There’s no denying that corporate share buybacks are the fuel that keep stock prices rising during lean times. But while they help the broader market, they have been a drag on the performance of the companies that actually execute them.
That’s all changing.
Over the past two months, the corporations doing the most share repurchases have been beating the S&P 500. It’s a remarkable turnaround for the group, which had been underperforming the benchmark by a whopping 13 percentage points since late 2013, according to data compiled by Bank of America Merrill Lynch.
The reason why ultimately boils down to which corporations are carrying the load. Historically, these stocks have been expensive based on a handful of valuation measures. So while buybacks have been beneficial to company share prices, the required capital investment can weigh on profits, which pushes measures like price-to-earnings (P/E) ratio even further out of whack.
However, the companies most active in doing them now are the cheapest on record according to several metrics, BAML says. They find that the 13.6 times median relative forward P/E for the group is 25% below the market median, which is well below the historical average discount of 10%. The group is also seeing record lows on a price-to-book basis, as well as relative to free cash flow, the firm’s data show.
Throughout the eight-year bull market, repurchases have been an invaluable source of share appreciation. They’re a win-win for corporations that want to push their stock higher by reducing shares outstanding while also signalling to the market that their stock is cheap.
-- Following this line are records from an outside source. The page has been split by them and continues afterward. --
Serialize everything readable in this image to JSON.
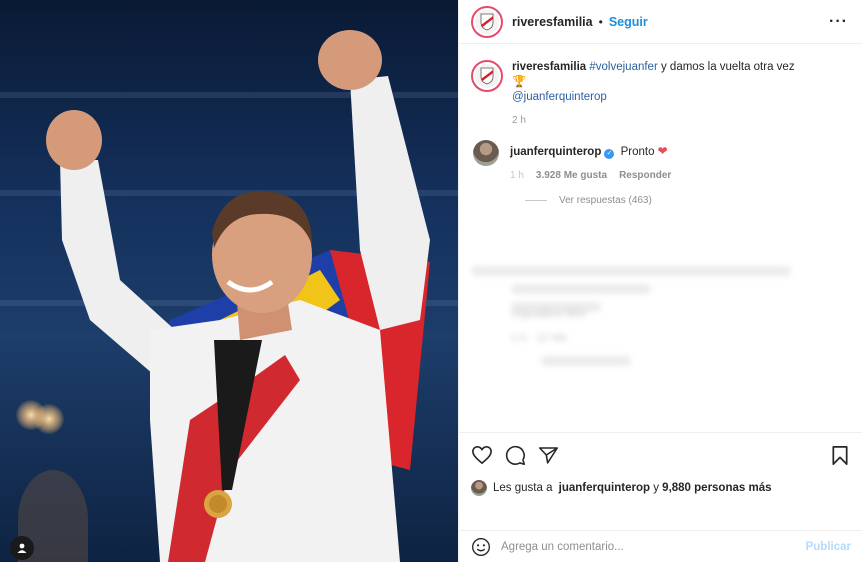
{
  "post": {
    "author": "riveresfamilia",
    "dot": "•",
    "follow_label": "Seguir",
    "more_label": "···"
  },
  "caption": {
    "user": "riveresfamilia",
    "hashtag": "#volvejuanfer",
    "text": " y damos la vuelta otra vez ",
    "trophy": "🏆",
    "mention": "@juanferquinterop",
    "time": "2 h"
  },
  "top_comment": {
    "user": "juanferquinterop",
    "verified_glyph": "✓",
    "text": "Pronto",
    "heart": "❤",
    "time": "1 h",
    "likes": "3.928 Me gusta",
    "reply_label": "Responder",
    "view_replies": "Ver respuestas (463)"
  },
  "blurred_comment": {
    "user": "migueljbra Mire",
    "meta": "1 h · 12 Me"
  },
  "likes": {
    "prefix": "Les gusta a ",
    "user": "juanferquinterop",
    "middle": " y ",
    "count": "9,880 personas más"
  },
  "comment_box": {
    "placeholder": "Agrega un comentario...",
    "publish_label": "Publicar"
  },
  "colors": {
    "follow": "#1a8fe0",
    "verified": "#3897f0",
    "heart": "#ed4956",
    "publish_disabled": "#b3dbff"
  }
}
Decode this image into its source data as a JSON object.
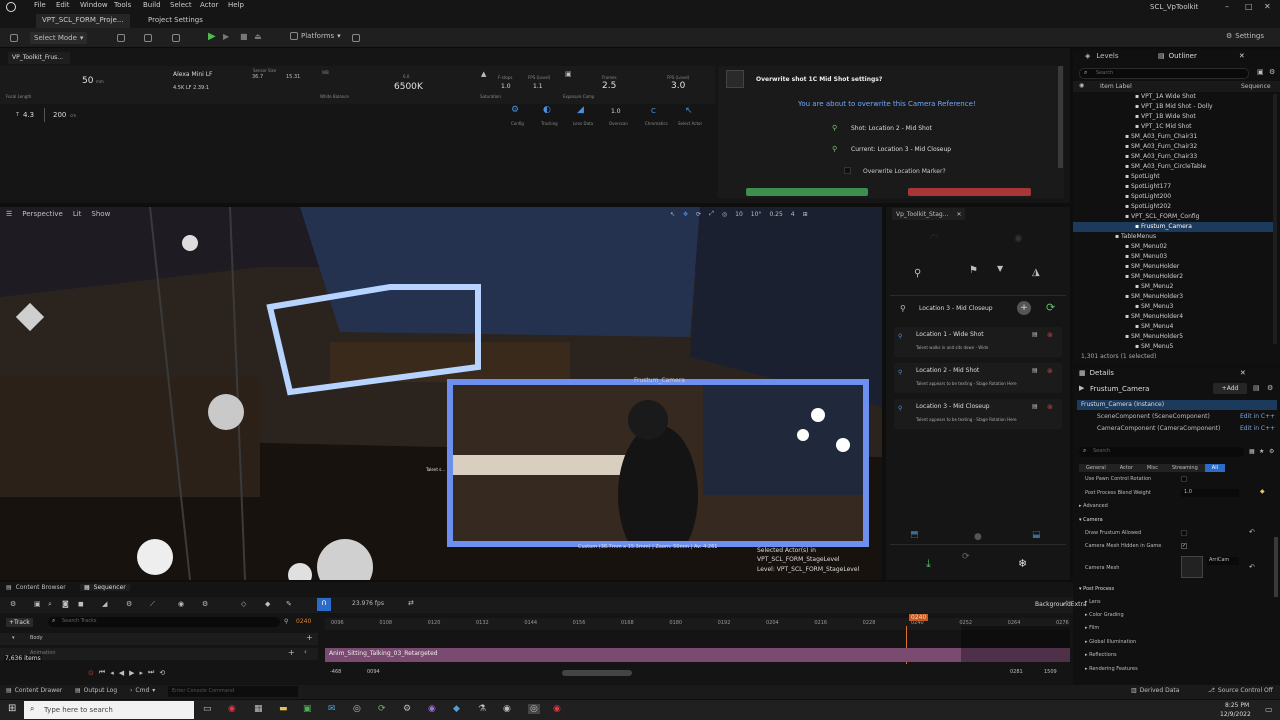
{
  "titlebar": {
    "menus": [
      "File",
      "Edit",
      "Window",
      "Tools",
      "Build",
      "Select",
      "Actor",
      "Help"
    ],
    "tabs": [
      "VPT_SCL_FORM_Proje...",
      "Project Settings"
    ],
    "project": "SCL_VpToolkit"
  },
  "toolbar": {
    "select_mode": "Select Mode",
    "platforms": "Platforms",
    "settings": "Settings"
  },
  "vptoolkit": {
    "tab": "VP_Toolkit_Frus...",
    "focal_value": "50",
    "focal_unit": "mm",
    "focal_label": "Focal Length",
    "camera": "Alexa Mini LF",
    "format": "4.5K LF 2.39:1",
    "sensor_label": "Sensor Size",
    "sensor_w": "36.7",
    "sensor_h": "15.31",
    "wb_label": "WB",
    "wb_value": "6500",
    "wb_unit": "K",
    "wb_small": "6.0",
    "wb_balance": "White Balance",
    "saturation_label": "Saturation",
    "fstops_label": "F-stops",
    "fstops": "1.0",
    "fps_level_label": "FPS (Level)",
    "fps_level": "1.1",
    "exposure_label": "Exposure Comp",
    "frames_label": "Frames",
    "frames": "2.5",
    "fps_label2": "FPS (Level)",
    "fps2": "3.0",
    "aperture": "4.3",
    "focus": "200",
    "focus_unit": "cm",
    "icons": [
      "Config",
      "Tracking",
      "Lens Data",
      "Overscan",
      "Chromatics",
      "Select Actor"
    ],
    "overscan": "1.0",
    "chroma": "C"
  },
  "dialog": {
    "title": "Overwrite shot 1C Mid Shot settings?",
    "message": "You are about to overwrite this Camera Reference!",
    "shot": "Shot: Location 2 - Mid Shot",
    "current": "Current: Location 3 - Mid Closeup",
    "marker": "Overwrite Location Marker?"
  },
  "viewport": {
    "perspective": "Perspective",
    "lit": "Lit",
    "show": "Show",
    "grid": "10",
    "angle": "10°",
    "scale": "0.25",
    "cams": "4",
    "pip_label": "Frustum_Camera",
    "pip_info": "Custom (36.7mm x 15.3mm) | Zoom: 50mm | Av: 4.261",
    "talent_tag": "Talent s...",
    "selected": "Selected Actor(s) in",
    "level_name": "VPT_SCL_FORM_StageLevel",
    "level_label": "Level: VPT_SCL_FORM_StageLevel"
  },
  "stagepanel": {
    "tab": "Vp_Toolkit_Stag...",
    "current": "Location 3 - Mid Closeup",
    "locations": [
      {
        "title": "Location 1 - Wide Shot",
        "desc": "Talent walks in and sits down - Wide"
      },
      {
        "title": "Location 2 - Mid Shot",
        "desc": "Talent appears to be texting - Stage Rotation Here"
      },
      {
        "title": "Location 3 - Mid Closeup",
        "desc": "Talent appears to be texting - Stage Rotation Here"
      }
    ]
  },
  "outliner": {
    "tabs": [
      "Levels",
      "Outliner"
    ],
    "search": "Search",
    "col_label": "Item Label",
    "col_seq": "Sequence",
    "items": [
      {
        "label": "VPT_1A Wide Shot",
        "indent": 2
      },
      {
        "label": "VPT_1B Mid Shot - Dolly",
        "indent": 2
      },
      {
        "label": "VPT_1B Wide Shot",
        "indent": 2
      },
      {
        "label": "VPT_1C Mid Shot",
        "indent": 2
      },
      {
        "label": "SM_A03_Furn_Chair31",
        "indent": 1
      },
      {
        "label": "SM_A03_Furn_Chair32",
        "indent": 1
      },
      {
        "label": "SM_A03_Furn_Chair33",
        "indent": 1
      },
      {
        "label": "SM_A03_Furn_CircleTable",
        "indent": 1
      },
      {
        "label": "SpotLight",
        "indent": 1
      },
      {
        "label": "SpotLight177",
        "indent": 1
      },
      {
        "label": "SpotLight200",
        "indent": 1
      },
      {
        "label": "SpotLight202",
        "indent": 1
      },
      {
        "label": "VPT_SCL_FORM_Config",
        "indent": 1
      },
      {
        "label": "Frustum_Camera",
        "indent": 2,
        "selected": true
      },
      {
        "label": "TableMenus",
        "indent": 0
      },
      {
        "label": "SM_Menu02",
        "indent": 1
      },
      {
        "label": "SM_Menu03",
        "indent": 1
      },
      {
        "label": "SM_MenuHolder",
        "indent": 1
      },
      {
        "label": "SM_MenuHolder2",
        "indent": 1
      },
      {
        "label": "SM_Menu2",
        "indent": 2
      },
      {
        "label": "SM_MenuHolder3",
        "indent": 1
      },
      {
        "label": "SM_Menu3",
        "indent": 2
      },
      {
        "label": "SM_MenuHolder4",
        "indent": 1
      },
      {
        "label": "SM_Menu4",
        "indent": 2
      },
      {
        "label": "SM_MenuHolder5",
        "indent": 1
      },
      {
        "label": "SM_Menu5",
        "indent": 2
      }
    ],
    "count": "1,301 actors (1 selected)"
  },
  "details": {
    "tab": "Details",
    "actor": "Frustum_Camera",
    "add": "+Add",
    "instance": "Frustum_Camera (Instance)",
    "components": [
      {
        "name": "SceneComponent (SceneComponent)",
        "link": "Edit in C++"
      },
      {
        "name": "CameraComponent (CameraComponent)",
        "link": "Edit in C++"
      }
    ],
    "search": "Search",
    "filters": [
      "General",
      "Actor",
      "Misc",
      "Streaming",
      "All"
    ],
    "pawn": "Use Pawn Control Rotation",
    "blend": "Post Process Blend Weight",
    "blend_val": "1.0",
    "advanced": "Advanced",
    "camera": "Camera",
    "draw_frustum": "Draw Frustum Allowed",
    "mesh_hidden": "Camera Mesh Hidden in Game",
    "mesh": "Camera Mesh",
    "mesh_asset": "ArriCam",
    "post": "Post Process",
    "post_items": [
      "Lens",
      "Color Grading",
      "Film",
      "Global Illumination",
      "Reflections",
      "Rendering Features"
    ]
  },
  "bottom": {
    "tabs": [
      "Content Browser",
      "Sequencer"
    ],
    "fps": "23.976 fps",
    "track": "+Track",
    "search": "Search Tracks",
    "frame": "0240",
    "body": "Body",
    "animation": "Animation",
    "items": "7,636 items",
    "clip": "Anim_Sitting_Talking_03_Retargeted",
    "ticks": [
      "0096",
      "0108",
      "0120",
      "0132",
      "0144",
      "0156",
      "0168",
      "0180",
      "0192",
      "0204",
      "0216",
      "0228",
      "0240",
      "0252",
      "0264",
      "0276"
    ],
    "start": "-468",
    "start2": "0094",
    "end": "0281",
    "end2": "1509",
    "extra": "BackgroundExtra"
  },
  "statusbar": {
    "drawer": "Content Drawer",
    "output": "Output Log",
    "cmd": "Cmd",
    "console": "Enter Console Command",
    "derived": "Derived Data",
    "source": "Source Control Off"
  },
  "taskbar": {
    "search": "Type here to search",
    "time": "8:25 PM",
    "date": "12/9/2022"
  }
}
And, perhaps most important, it’s a tactic that can generate returns during lean times, as it did during the S&P 500’s five-quarter earnings slump, a period that saw the index still grind out a 1.5% gain.
Breaking it down by sector, financial and consumer discretionary are where much of the buyback activity is clustered at the present time. Financials in particular are being aided by loosening regulations that allow them to increase cash payouts to shareholders.
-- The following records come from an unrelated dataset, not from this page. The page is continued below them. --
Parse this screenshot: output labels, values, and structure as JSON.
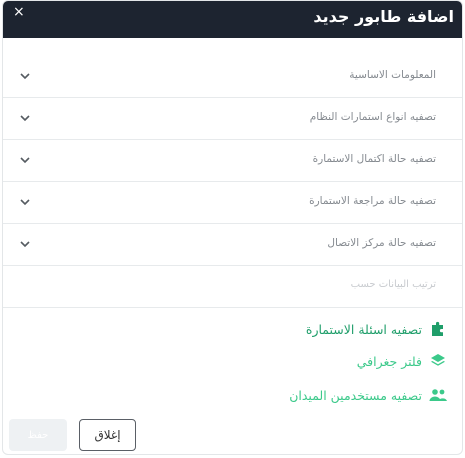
{
  "dialog": {
    "title": "اضافة طابور جديد",
    "close_symbol": "×"
  },
  "accordion": [
    {
      "label": "المعلومات الاساسية",
      "icon": "chevron-down-icon"
    },
    {
      "label": "تصفيه انواع استمارات النظام",
      "icon": "chevron-down-icon"
    },
    {
      "label": "تصفيه حالة اكتمال الاستمارة",
      "icon": "chevron-down-icon"
    },
    {
      "label": "تصفيه حالة مراجعة الاستمارة",
      "icon": "chevron-down-icon"
    },
    {
      "label": "تصفيه حالة مركز الاتصال",
      "icon": "chevron-down-icon"
    }
  ],
  "sort": {
    "label": "ترتيب البيانات حسب"
  },
  "links": [
    {
      "label": "تصفيه اسئلة الاستمارة",
      "icon": "puzzle-icon",
      "color": "#1f9e6a"
    },
    {
      "label": "فلتر جغرافي",
      "icon": "layers-icon",
      "color": "#3bc98a"
    },
    {
      "label": "تصفيه مستخدمين الميدان",
      "icon": "users-icon",
      "color": "#3bc98a"
    }
  ],
  "footer": {
    "close_label": "إغلاق",
    "save_label": "حفظ"
  },
  "colors": {
    "header_bg": "#1d2430",
    "accent": "#3bc98a",
    "accent_dark": "#1f9e6a"
  }
}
Bank stocks as a whole have been identified by Goldman Sachs as an excellent opportunity for stock investors due to their attractive prices — the same low valuations that have helped buyback-heavy companies outperform in recent months.
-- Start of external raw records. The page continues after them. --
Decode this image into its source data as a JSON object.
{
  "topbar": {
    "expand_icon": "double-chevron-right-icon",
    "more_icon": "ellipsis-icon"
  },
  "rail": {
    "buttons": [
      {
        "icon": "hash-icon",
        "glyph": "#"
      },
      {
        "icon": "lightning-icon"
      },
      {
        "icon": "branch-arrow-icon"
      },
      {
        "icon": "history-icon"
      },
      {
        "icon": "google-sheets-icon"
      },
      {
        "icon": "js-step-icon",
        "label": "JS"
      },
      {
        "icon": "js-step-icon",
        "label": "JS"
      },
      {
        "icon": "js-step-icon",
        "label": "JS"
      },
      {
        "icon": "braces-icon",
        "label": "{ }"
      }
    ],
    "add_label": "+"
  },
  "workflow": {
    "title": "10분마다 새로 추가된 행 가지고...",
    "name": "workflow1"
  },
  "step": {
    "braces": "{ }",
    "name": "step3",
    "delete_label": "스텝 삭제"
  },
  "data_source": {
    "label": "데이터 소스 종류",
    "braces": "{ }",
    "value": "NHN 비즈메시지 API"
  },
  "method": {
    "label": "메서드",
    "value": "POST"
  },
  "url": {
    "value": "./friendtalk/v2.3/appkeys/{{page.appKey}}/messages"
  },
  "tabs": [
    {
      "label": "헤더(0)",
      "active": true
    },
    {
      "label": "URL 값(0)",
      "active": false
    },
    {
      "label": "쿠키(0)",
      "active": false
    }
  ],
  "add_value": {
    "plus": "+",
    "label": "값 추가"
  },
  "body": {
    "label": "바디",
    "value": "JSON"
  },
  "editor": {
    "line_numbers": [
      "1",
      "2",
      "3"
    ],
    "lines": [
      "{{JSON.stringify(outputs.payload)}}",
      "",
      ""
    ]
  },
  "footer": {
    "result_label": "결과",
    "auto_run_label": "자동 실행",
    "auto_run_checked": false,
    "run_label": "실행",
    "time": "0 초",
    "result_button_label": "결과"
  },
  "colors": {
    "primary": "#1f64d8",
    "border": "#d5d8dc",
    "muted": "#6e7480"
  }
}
Goldman foresees Fed tightening coming more quickly than expected, and those higher rates will have a large impact on net interest income for banks across Wall Street. Goldman also notes that financial firms are trading 0.5 standard deviations below their 10-year average relative valuation, and says financials rank “among the most attractively-valued S&P 500 sectors.”
A final piece of Goldman’s bull case hinges on, you guessed it, the likelihood of further buybacks that could goose share prices higher. So ultimately, as long as repurchases don’t make bank stocks too expensive, they’re not just going to aid investor returns — they will also help the corporate buyback community continue outperforming the market.